One day I was discussing the perception of Jews in Hungarian society with the distinguished Budapest psychoanalyst Judit Mészáros. When we got to the interwar years, she reached for her book,
Ferenczi and Beyond
—about the Budapest School of psychoanalysis—and turned to a reproduction of a 1920s anti-Semitic poster. It depicted a grotesquely fat man with flaking skin, naked except for boots, crouching on bandy legs. He gazes blindly out of spectacles perched over a hooked nose and slobbering lips. A quill pen is tucked behind one ear, another impaled like an arrow in his sagging breasts. Under his left arm hangs a bulging money bag, stamped with a Star of David, spilling gold coins. His right hand reaches for a copy of
Pesti Napló
, a Hungarian newspaper of the time.
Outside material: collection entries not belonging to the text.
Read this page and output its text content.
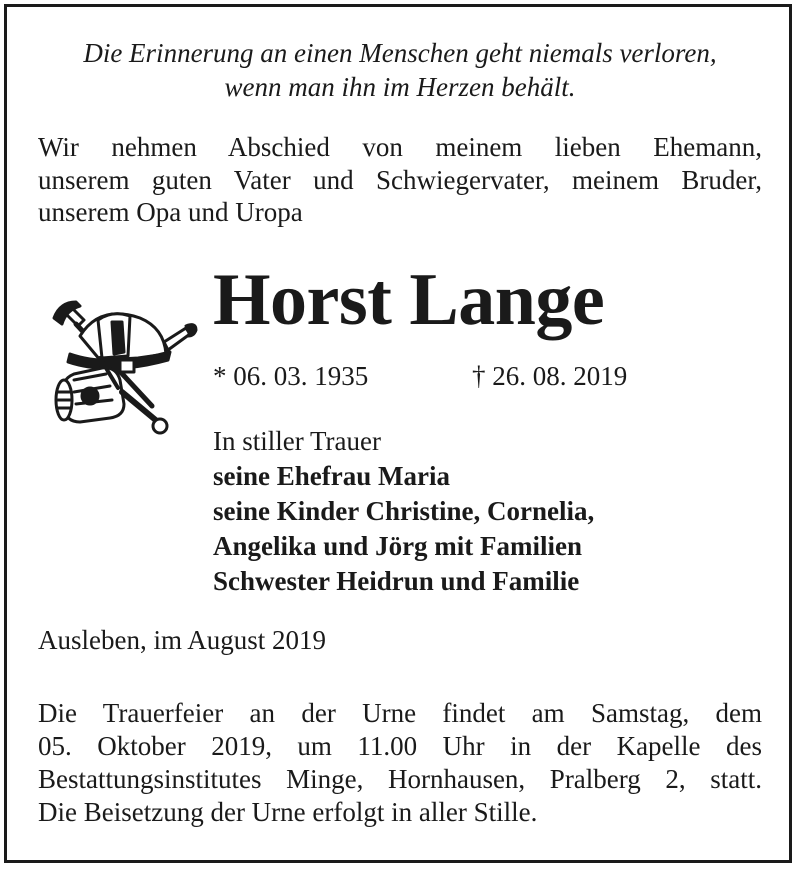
Die Erinnerung an einen Menschen geht niemals verloren,
wenn man ihn im Herzen behält.
Wir nehmen Abschied von meinem lieben Ehemann,
unserem guten Vater und Schwiegervater, meinem Bruder,
unserem Opa und Uropa
Horst Lange
* 06. 03. 1935	† 26. 08. 2019
In stiller Trauer
seine Ehefrau Maria
seine Kinder Christine, Cornelia,
Angelika und Jörg mit Familien
Schwester Heidrun und Familie
Ausleben, im August 2019
Die Trauerfeier an der Urne findet am Samstag, dem
05. Oktober 2019, um 11.00 Uhr in der Kapelle des
Bestattungsinstitutes Minge, Hornhausen, Pralberg 2, statt.
Die Beisetzung der Urne erfolgt in aller Stille.
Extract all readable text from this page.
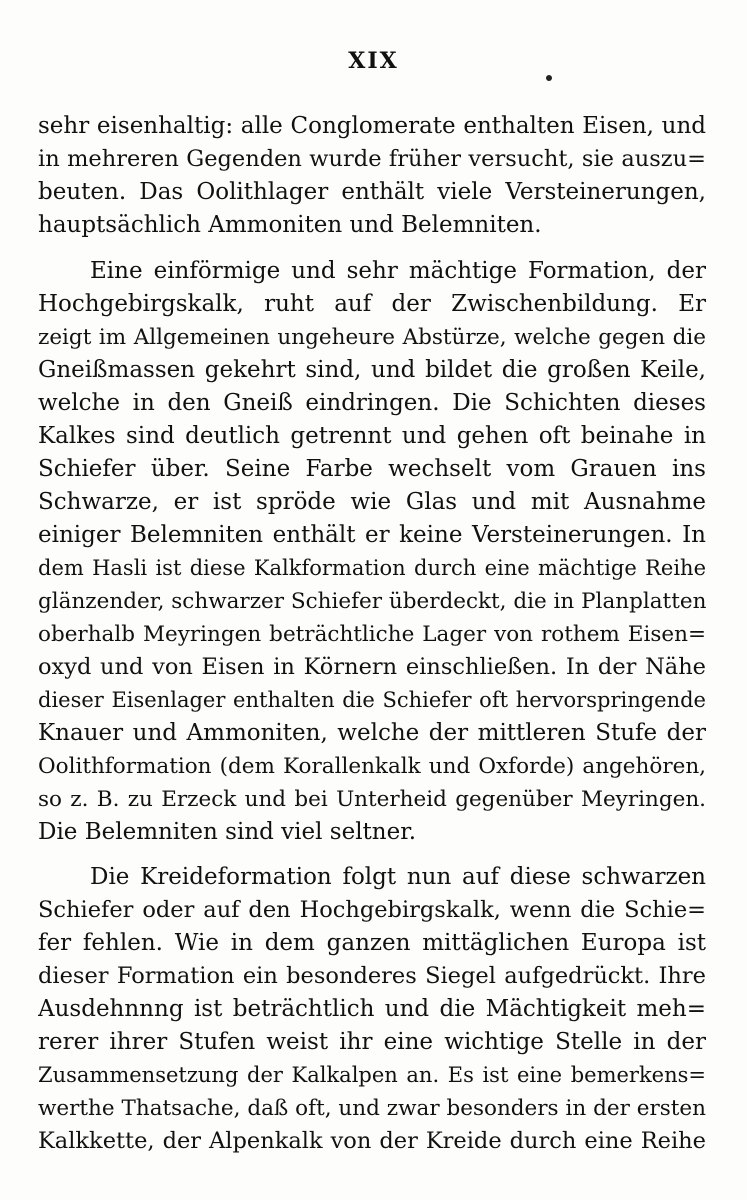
XIX
sehr eisenhaltig: alle Conglomerate enthalten Eisen, und
in mehreren Gegenden wurde früher versucht, sie auszu=
beuten. Das Oolithlager enthält viele Versteinerungen,
hauptsächlich Ammoniten und Belemniten.
Eine einförmige und sehr mächtige Formation, der
Hochgebirgskalk, ruht auf der Zwischenbildung. Er
zeigt im Allgemeinen ungeheure Abstürze, welche gegen die
Gneißmassen gekehrt sind, und bildet die großen Keile,
welche in den Gneiß eindringen. Die Schichten dieses
Kalkes sind deutlich getrennt und gehen oft beinahe in
Schiefer über. Seine Farbe wechselt vom Grauen ins
Schwarze, er ist spröde wie Glas und mit Ausnahme
einiger Belemniten enthält er keine Versteinerungen. In
dem Hasli ist diese Kalkformation durch eine mächtige Reihe
glänzender, schwarzer Schiefer überdeckt, die in Planplatten
oberhalb Meyringen beträchtliche Lager von rothem Eisen=
oxyd und von Eisen in Körnern einschließen. In der Nähe
dieser Eisenlager enthalten die Schiefer oft hervorspringende
Knauer und Ammoniten, welche der mittleren Stufe der
Oolithformation (dem Korallenkalk und Oxforde) angehören,
so z. B. zu Erzeck und bei Unterheid gegenüber Meyringen.
Die Belemniten sind viel seltner.
Die Kreideformation folgt nun auf diese schwarzen
Schiefer oder auf den Hochgebirgskalk, wenn die Schie=
fer fehlen. Wie in dem ganzen mittäglichen Europa ist
dieser Formation ein besonderes Siegel aufgedrückt. Ihre
Ausdehnnng ist beträchtlich und die Mächtigkeit meh=
rerer ihrer Stufen weist ihr eine wichtige Stelle in der
Zusammensetzung der Kalkalpen an. Es ist eine bemerkens=
werthe Thatsache, daß oft, und zwar besonders in der ersten
Kalkkette, der Alpenkalk von der Kreide durch eine Reihe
The lettering above his head reads, “Le az élődi sajtóval!” Down with the Parasite Press!

“What do you notice?” Mészáros asked.

I pointed to the “parasite's” crotch. This pestilential figure had no gonads.

“Yes,” she said. “Castrated.” She snapped the book shut. “Sometimes,” she said, “a single picture condenses everything.”

The three “Jewish Laws” passed by the Hungarian Parliament in the late '30s and early '40s devastated Jewish manhood. The first and second laws imposed severe restrictions on professional, managerial, commercial, and industrial employment, eliminating more than 80 percent of jobs for Jewish breadwinners. The third law's “race-protecting” prohibition of intermarriage and extramarital intercourse specifically banned sexual relations between Jewish
men
and gentile women. “After the ‘Jewish Laws' caused men to lose their employment and undermined them economically,” historian Zoltán Vági and his coauthors observed in
The Holocaust in Hungary
:
Evolution of a Genocide
, “a unique form of ‘emancipation' emerged. The relations between the sexes, gender roles, and the division of labor began to change.” Soon, with the inception of forced labor, the male breadwinner would literally vanish from the home.